# Cavitation plate on 25 hp evenrude on SC 18



## Icroc (Feb 23, 2013)

I know I need a 4 bladed prop, but I think I also need a cavitation plate. 

Has anyone used this cavitation plate from Cabelas on a tunnel hull?

*SE Sport 200 Hydrofoil*









*SE Sport 200 Hydrofoil*


----------



## swaddict (Dec 19, 2009)

IMHO, cavitation plate is the last item to get with a tunnel hull. They work in very specific situations. My order would be 4 blade prop that is matched to the correct rpms of my motor, next would be trim tabs, then a jack plate (to fully utilize the tunnel hull and your 4 blade prop), if jack plate is not an option then test different mounting locations of the motor and finally a cavitation plate if your are still 'blowing out"


----------



## el9surf (Dec 23, 2008)

With the height of the transom and tunnel on the sc18 I don't think a jack plate is necessary. I guess you could mount it so you could lower the motor down below where it would normally sit if mounted on the transom. 

4 blade cupped prop is going to help more than a jack plate.


----------



## Sublime (Oct 9, 2015)

I have a cavitation plate on my Glades X tunnel with a 30 etec. Like a dummy, I didnt' run it without first to see what it would do. I'm going to take it off next opportunity and just try it. I think my plate and any plate is going to cause some drag and scrub some speed off. When I'm jacked up all the way, the plate is pretty much high and dry so it can't be doing me that much good other than at slower speeds.

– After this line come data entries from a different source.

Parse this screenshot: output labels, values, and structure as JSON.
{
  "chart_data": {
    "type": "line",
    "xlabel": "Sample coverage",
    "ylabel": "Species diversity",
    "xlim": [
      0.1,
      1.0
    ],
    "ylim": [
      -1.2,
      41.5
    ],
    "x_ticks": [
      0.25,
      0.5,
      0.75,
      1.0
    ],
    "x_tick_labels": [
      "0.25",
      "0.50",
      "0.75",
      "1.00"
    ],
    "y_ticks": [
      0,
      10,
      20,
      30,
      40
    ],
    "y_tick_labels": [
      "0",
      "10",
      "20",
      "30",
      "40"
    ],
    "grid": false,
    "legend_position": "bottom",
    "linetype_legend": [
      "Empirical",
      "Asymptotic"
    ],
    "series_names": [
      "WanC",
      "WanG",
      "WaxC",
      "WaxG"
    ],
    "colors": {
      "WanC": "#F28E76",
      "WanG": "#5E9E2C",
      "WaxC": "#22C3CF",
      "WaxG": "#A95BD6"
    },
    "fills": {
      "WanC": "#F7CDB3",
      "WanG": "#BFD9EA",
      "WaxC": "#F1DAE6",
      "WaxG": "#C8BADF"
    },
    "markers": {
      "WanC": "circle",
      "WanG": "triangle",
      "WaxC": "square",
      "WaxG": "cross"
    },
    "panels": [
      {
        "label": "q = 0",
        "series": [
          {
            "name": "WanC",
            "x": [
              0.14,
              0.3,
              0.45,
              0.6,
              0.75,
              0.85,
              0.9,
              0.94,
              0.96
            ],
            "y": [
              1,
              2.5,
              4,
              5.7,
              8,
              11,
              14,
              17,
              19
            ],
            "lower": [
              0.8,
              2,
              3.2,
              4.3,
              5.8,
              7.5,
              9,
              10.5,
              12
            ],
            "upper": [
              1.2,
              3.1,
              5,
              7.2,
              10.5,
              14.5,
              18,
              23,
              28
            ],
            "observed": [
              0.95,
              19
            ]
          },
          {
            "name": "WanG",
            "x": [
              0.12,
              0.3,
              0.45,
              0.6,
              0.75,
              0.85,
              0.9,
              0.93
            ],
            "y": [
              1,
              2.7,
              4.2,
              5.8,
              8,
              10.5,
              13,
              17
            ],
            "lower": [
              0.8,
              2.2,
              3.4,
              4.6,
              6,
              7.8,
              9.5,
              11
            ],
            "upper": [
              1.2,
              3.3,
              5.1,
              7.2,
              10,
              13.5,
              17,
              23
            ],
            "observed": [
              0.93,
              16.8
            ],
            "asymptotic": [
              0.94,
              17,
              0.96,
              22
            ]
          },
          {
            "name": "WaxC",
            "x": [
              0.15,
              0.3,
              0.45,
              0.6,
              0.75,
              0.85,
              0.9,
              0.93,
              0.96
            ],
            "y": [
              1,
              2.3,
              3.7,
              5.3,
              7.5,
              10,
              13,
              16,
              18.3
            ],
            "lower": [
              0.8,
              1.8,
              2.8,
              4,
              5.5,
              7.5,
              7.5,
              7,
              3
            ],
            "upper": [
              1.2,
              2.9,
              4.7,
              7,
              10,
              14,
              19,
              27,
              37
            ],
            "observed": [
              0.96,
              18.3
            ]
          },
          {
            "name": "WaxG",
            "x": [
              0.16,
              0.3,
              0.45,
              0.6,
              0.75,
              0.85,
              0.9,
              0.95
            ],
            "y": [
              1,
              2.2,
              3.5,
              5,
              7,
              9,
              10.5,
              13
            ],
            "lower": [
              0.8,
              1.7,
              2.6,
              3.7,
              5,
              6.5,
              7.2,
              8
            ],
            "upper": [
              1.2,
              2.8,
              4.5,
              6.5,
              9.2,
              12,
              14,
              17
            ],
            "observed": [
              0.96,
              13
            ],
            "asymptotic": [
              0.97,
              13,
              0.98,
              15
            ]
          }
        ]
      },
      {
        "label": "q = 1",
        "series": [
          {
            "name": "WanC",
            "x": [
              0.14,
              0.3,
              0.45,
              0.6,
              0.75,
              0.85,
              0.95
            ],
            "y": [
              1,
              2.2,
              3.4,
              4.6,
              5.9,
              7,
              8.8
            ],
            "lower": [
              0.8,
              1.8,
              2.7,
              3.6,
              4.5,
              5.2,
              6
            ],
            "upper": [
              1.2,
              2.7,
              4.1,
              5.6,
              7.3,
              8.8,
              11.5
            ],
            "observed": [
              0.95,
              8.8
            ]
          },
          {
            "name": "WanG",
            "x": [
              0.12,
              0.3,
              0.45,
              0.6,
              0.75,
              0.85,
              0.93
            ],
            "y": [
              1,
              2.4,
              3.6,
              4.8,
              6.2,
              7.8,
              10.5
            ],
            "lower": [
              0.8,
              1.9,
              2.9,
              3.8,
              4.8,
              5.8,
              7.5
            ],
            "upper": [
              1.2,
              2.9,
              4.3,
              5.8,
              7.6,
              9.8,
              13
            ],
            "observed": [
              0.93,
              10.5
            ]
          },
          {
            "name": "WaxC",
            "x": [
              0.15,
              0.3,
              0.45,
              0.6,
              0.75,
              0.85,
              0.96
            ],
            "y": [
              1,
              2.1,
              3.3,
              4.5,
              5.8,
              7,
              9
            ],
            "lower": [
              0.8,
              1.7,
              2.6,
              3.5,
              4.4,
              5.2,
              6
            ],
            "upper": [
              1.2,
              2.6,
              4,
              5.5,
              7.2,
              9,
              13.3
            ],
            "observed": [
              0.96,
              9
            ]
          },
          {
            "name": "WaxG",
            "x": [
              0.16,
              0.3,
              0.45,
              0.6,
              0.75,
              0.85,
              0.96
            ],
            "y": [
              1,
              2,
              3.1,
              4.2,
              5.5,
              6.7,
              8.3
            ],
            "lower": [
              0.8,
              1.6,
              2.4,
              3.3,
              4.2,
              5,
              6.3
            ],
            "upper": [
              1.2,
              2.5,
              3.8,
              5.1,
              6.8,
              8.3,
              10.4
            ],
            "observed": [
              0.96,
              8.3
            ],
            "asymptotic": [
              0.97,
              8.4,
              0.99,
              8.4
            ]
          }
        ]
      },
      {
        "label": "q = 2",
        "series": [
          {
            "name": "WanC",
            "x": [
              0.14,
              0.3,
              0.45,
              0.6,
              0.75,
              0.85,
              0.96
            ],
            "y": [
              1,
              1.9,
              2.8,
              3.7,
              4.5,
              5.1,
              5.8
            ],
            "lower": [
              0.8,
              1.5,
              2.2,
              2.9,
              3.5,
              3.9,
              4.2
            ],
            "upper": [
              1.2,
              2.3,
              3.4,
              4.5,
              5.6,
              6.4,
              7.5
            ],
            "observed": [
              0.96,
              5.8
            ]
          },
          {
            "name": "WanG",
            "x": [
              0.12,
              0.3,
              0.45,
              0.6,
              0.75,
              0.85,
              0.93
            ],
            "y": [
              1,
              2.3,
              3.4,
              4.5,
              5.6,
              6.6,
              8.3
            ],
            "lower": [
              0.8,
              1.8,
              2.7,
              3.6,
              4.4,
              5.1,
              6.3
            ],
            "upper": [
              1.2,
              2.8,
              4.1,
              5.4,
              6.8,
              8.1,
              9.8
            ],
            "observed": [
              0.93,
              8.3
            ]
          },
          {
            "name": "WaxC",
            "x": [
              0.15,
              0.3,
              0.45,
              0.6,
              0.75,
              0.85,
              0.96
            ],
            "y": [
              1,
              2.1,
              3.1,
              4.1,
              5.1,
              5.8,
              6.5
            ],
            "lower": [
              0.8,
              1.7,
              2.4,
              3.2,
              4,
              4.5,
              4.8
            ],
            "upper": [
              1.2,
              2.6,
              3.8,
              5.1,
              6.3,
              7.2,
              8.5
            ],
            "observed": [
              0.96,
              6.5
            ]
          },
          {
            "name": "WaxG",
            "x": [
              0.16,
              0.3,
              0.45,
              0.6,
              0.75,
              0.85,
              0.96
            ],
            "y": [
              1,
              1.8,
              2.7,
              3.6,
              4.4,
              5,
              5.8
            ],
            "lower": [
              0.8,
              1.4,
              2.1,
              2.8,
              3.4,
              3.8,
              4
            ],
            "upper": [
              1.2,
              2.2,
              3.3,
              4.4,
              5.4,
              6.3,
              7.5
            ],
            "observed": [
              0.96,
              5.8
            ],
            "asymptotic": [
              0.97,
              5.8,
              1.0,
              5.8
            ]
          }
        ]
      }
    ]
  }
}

As far as tabs, they make a HUGE difference on my boat. Trim the bow down and holy cow the tunnel really fills up with water. It is extremely noticeable.


----------



## No Bait / Lures Only (Apr 10, 2011)

Sublime said:


> I have a cavitation plate on my Glades X tunnel with a 30 etec. Like a dummy, I didnt' run it without first to see what it would do. I'm going to take it off next opportunity and just try it. I think my plate and any plate is going to cause some drag and scrub some speed off. When I'm jacked up all the way, the plate is pretty much high and dry so it can't be doing me that much good other than at slower speeds.
> 
> As far as tabs, they make a HUGE difference on my boat. Trim the bow down and holy cow the tunnel really fills up with water. It is extremely noticeable.


Does the plate assist in keeping water to the motor ?


----------



## Sublime (Oct 9, 2015)

stephenchurch said:


> Does the plate assist in keeping water to the motor ?



Sorry, just now answering. There is no way to run a water pressure gauge on the 25 and 30 etecs. I never ran it without it which I am planning on doing Friday. All I can do is look back and make sure I have water coming out of my tell tale which I do no matter how high I am running the motor.


----------